Effects of contrast media on myocardial function during acute left ventricular failure in the dog.

We studied the hemodynamic side effects of intracoronary injection of contrast media during acute ischemic heart failure by using anesthetized dogs. Induction of failure was performed by microembolization of the area supplied by the left main coronary artery. Six ml of iohexol (Omnipaque) increased contractility during the normal state, while this contrast medium induced no alterations in any of the recorded hemodynamic variables during left ventricular failure. Ioxaglate (Hexabrix) was also well tolerated during the normal state, while sodium-meglumine diatrizoate (Renografin) markedly decreased systolic variables. However, in the failing heart both ioxaglate and diatrizoate resulted in greater reduction in all systolic variables than in the normal heart. We conclude that both ionic contrast media may be harmful in acute ischemic heart failure. Non-ionic iohexol appears safer in this condition.

Cutaneous ulceration due to contrast extravasation. Experimental assessment of injury and potential antidotes.

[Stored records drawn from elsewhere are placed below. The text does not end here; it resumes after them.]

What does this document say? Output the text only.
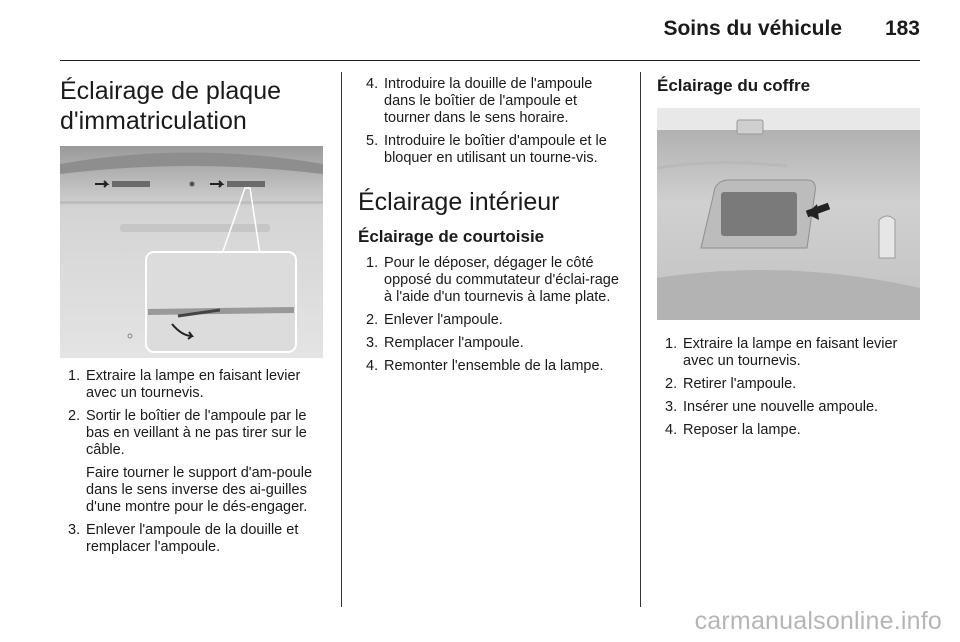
Soins du véhicule 183
Éclairage de plaque d'immatriculation
1. Extraire la lampe en faisant levier avec un tournevis.

2. Sortir le boîtier de l'ampoule par le bas en veillant à ne pas tirer sur le câble.

Faire tourner le support d'am-poule dans le sens inverse des ai-guilles d'une montre pour le dés-engager.

3. Enlever l'ampoule de la douille et remplacer l'ampoule.

4. Introduire la douille de l'ampoule dans le boîtier de l'ampoule et tourner dans le sens horaire.

5. Introduire le boîtier d'ampoule et le bloquer en utilisant un tourne-vis.

Éclairage intérieur
Éclairage de courtoisie
1. Pour le déposer, dégager le côté opposé du commutateur d'éclai-rage à l'aide d'un tournevis à lame plate.

2. Enlever l'ampoule.

3. Remplacer l'ampoule.

4. Remonter l'ensemble de la lampe.

Éclairage du coffre
1. Extraire la lampe en faisant levier avec un tournevis.

2. Retirer l'ampoule.

3. Insérer une nouvelle ampoule.

4. Reposer la lampe.

carmanualsonline.info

Severe cutaneous ulceration may occur as a result of contrast media extravasation. We established a definitive animal model for assessing the cutaneous toxicity of commonly employed agents and used this model to evaluate possible antidotes to the effects of contrast media extravasation. The contrast agents studied were: meglumine/sodium diatrizoate 76%, meglumine iothalamate 60% and 43%, meglumine/sodium ioxaglate 60%, iohexol 350, and iopamidol 370, in varying volumes and osmolalities. Hypertonic saline (950 and 1900 mOsm/kg) also was injected. Agents were injected intradermally into BALB/c mice. The higher osmolality agents produced dose-dependent skin ulcerations. The lower osmolality agents failed to produce any skin lesions after the same volume doses. Hypertonic saline produced skin toxicity in a dose-dependent fashion similar to hyperosmolar contrast agents. Three antidotes were tested: hyaluronidase, topical heat, and topical cold. Hyaluronidase significantly reduced skin toxicity when injected immediately following contrast injection. Cold also significantly reduced skin toxicity, while heat caused no improvement.